I realized I will never walk the halls that I’ve grown to love again, at least as a Mill Valley student. I will never have another AP Statistics class where I turn to my right to see senior Morgan Koca with a blank stare on her face and laugh, because I know she is just as confused as I am. I will never hear the fight song at an assembly again or have people glare at me as my camera shutter clicks obnoxiously during a band concert. I won’t have another blue day where I walk out the doors of the activities entrance with senior Mandy Teasley before heading to Mill Creek Middle School and seeing the students and teachers at my community service placement. I will never again sit in the back row of the journalism room and high five my best friends and fellow EICs after sending another deadline of yearbook spreads.

Staring at the prom dress that hung on my closet door, I sunk deeper into self-pity. I was consumed by the injustice of it all. My classmates and I have worked so hard for over three and a half years of high school, only for it to end like this. The things we had been working for: finishing spring sports seasons, getting the last few hours for community service to achieve a gold award, planning the school’s beloved Relay for Life event, performing at the last choir or band concert and finally wearing all the cords we earned on a graduation day we may never see.

Although this is an unfair situation, as my mom loves to remind me, “life isn’t fair, so get used to it.” As a diehard pessimist, when I’m told to see the positive I often roll my eyes, but right now we can’t afford to be hung up on the negative. It’s important to see this for what it is: an opportunity for growth. This isn’t the universe punishing us, it’s challenging us and preparing us for our futures. 

In life, we will be dealt cards that we may not be prepared for or know how to handle. It’s important that we know how to accept these situations we can’t control and adapt to them. In the future, we won’t have all our best friends that understand the exact challenges we are going through. Now it’s important that seniors take advantage of what we do have: each other. Cling to your classmates and remind one another that there is a reason for this; we will emerge better people than we were before. Talk to your friends and don’t isolate yourself, we are stronger together than apart. 

When all else fails, remember we will return to normalcy. We will pick up and move on. We will get our diplomas, go back to work, go to college and begin our lives as strong, independent individuals. The fact that we have been handed this challenge means we will be even more prepared to take on the world than we would have been without it. Just remember, there is happiness in front of you and life is not ending.
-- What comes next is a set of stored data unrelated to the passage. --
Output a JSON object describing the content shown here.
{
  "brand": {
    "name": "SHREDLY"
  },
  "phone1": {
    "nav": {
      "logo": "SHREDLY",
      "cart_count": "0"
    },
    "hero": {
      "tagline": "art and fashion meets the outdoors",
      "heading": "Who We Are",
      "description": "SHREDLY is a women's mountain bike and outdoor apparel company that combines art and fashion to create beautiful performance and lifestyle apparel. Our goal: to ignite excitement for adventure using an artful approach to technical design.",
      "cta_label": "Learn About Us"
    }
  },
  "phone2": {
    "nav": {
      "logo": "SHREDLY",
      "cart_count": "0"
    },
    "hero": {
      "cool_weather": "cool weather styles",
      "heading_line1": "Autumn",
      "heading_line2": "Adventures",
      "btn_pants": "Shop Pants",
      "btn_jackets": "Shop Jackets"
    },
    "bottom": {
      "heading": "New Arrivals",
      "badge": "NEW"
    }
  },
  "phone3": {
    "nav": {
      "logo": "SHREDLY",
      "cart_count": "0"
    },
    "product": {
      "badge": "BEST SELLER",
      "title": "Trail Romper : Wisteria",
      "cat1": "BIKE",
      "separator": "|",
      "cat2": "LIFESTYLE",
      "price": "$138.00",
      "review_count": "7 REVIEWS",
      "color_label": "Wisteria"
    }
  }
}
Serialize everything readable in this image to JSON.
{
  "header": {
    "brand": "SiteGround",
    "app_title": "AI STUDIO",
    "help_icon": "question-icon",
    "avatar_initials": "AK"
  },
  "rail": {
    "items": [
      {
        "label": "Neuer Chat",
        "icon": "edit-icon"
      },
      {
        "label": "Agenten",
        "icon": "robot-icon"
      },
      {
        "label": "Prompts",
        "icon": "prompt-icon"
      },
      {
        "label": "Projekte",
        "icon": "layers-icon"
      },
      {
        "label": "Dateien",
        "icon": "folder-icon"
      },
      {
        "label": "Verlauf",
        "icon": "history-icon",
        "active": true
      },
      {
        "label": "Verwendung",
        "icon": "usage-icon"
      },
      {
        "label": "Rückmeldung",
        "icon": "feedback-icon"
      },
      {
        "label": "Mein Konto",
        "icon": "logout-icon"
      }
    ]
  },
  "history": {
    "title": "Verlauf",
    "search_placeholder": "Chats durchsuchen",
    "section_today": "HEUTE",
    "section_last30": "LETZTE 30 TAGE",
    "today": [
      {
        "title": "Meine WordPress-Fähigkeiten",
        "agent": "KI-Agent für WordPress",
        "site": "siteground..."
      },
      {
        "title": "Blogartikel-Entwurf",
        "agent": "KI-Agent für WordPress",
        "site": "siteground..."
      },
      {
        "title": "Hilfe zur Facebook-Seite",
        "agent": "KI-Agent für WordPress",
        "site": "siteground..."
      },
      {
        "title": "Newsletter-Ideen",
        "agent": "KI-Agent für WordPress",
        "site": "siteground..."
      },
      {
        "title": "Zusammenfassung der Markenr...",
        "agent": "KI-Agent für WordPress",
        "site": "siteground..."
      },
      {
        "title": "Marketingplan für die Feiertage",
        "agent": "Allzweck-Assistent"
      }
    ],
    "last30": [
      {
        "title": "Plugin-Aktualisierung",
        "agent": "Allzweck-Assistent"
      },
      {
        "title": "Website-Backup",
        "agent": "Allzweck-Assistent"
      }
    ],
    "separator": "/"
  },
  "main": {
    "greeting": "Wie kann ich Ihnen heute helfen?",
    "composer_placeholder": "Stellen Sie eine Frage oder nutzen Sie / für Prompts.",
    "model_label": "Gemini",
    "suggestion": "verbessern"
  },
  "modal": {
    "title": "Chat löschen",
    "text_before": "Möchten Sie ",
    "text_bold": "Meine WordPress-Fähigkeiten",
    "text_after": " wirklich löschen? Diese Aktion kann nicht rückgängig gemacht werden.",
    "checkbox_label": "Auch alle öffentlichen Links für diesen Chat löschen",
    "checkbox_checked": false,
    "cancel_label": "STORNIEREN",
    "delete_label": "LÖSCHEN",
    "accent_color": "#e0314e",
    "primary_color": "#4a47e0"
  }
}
Find things to look forward to even though they may not be things you originally anticipated. Despite my initial sadness of crossing everything off my list, I’ve recently found comfort in planning out my future dorm room and getting excited for the next chapter of my life at Kansas State University. 

Although this part of our life is ending prematurely, it doesn’t mean life will never be good again. Treasure the memories you made and the people you met in high school. Remember what you’ve discovered about yourself and the lessons you learned in the last four years. It’s important to accept that our time at Mill Valley has come to an end and now it’s time to focus on moving on. We have so much to live for, and the best days lie ahead of us.